からかわれている。前と同じ光景が頭に浮かんだ。やっぱりそうだ、この人は――。
声が上擦っている状態で、僕は遮った。
「その、見てたのは……別に悪気があったわけじゃなくて。この間も……からかわれてると思ったからっ……」
何のことかと少女は目をきょとんとさせる。
「はるかを『見てた』でしょ?」
「だからそれはあんたが屈むからっ……って、え」
急に肩の力が抜けた。不思議そうな顔がそこにある。それはこの間僕が大人びたと感じるものでもなく、たった今見入ってしまった神聖な表情でもなく、どちらかといえば無邪気で、疑うことを知らない子どものような――
「はるかね」
と、彼女は笑って桜を振り返った。
「天使なんだよ」
「………は…」
「おにいちゃんも『見えた』でしょ。はるか、つばさが片方なくなっちゃって飛べないの。だからはるかを連れだしてくれるひとを、ずっとずうっとさがしてた」
いきなり冗談めいた口を聞かれて、戸惑った。明らかに僕より四つ五つ上の人が、僕のことを「おにいちゃん」と呼んだからだ。彼女はさながら小さな女の子のように振舞った。

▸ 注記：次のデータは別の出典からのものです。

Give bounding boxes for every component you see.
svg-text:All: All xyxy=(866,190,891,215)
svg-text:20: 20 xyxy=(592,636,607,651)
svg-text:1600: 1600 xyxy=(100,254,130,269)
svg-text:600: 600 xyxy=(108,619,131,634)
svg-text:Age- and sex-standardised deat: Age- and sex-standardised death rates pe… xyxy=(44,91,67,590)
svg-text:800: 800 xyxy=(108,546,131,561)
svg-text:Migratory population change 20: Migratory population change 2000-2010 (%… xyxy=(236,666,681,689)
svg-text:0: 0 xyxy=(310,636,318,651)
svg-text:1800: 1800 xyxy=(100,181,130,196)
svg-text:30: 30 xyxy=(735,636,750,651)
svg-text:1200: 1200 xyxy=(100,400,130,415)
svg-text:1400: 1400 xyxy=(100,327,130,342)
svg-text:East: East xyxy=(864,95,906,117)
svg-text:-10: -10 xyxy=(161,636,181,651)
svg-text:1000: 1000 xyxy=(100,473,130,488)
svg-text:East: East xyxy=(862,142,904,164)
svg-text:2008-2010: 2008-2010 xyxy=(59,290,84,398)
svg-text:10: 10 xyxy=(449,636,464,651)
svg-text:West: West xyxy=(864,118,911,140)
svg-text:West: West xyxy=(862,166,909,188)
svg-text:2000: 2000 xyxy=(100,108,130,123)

「だからうれしかった。気づいてくれたんだね。はるかの羽根に」
僕は、彼女に会うなんて夢にも思わなかったのだ。
「はぐらかすなよ」
そう、あの日。旅行にも行けず、校庭で一人悶々としていたとき。
彼女は僕のシュートを惜しいと残念がった。僕の指先を綺麗だと言った。僕の本心を見透かして、顔に付いた花びらを舐め取って、微笑んでいた。
その彼女がまた、目の前に居る――…
「どこか…具合悪いわけ。この間はすごく元気良さそうに見えたけど」
相手が今度は真面目に答えてくれるのを前提で、僕は相手の視線を外しつつ尋ねる。
「このあいだ?」しかし彼女は幼い声のトーンを変えないまま、鸚鵡返しをしてきた。
後に、僕はこのときを後悔することになる。彼女がどうして小さな子どものような振る舞いをしていたのか、気づいていれば良かったのだ。自分の居る場所を考えれば分かることだった。これから自分が彼女にかかわってしまうリスクに。彼女が自分とかかわってしまう危険性に。
「勝手にあんなことしてきたんだ、わかるだろ」
けれどあの感情を知ることもない。優しさを憶えずに生きることもない。
「あんなこと?」
たったひとつだけ、思うことがあるとするならば。
――僕たちがどこへ行けたかということ。
「そんなの……はるか、知らないよ」
きょとんとする彼女の、色白い首から下がっていたプレート。そこでふと見てしまった僕は絶句した。顔写真や番号や氏名やら主治医まで書かれたそのタグには、こう書かれていたからだ。
『樋口 春華/7号棟7320号室』
……七号棟、患者……!
何も言えない僕の前で、純真無垢に笑う彼女は、七歳の少女そのものだった。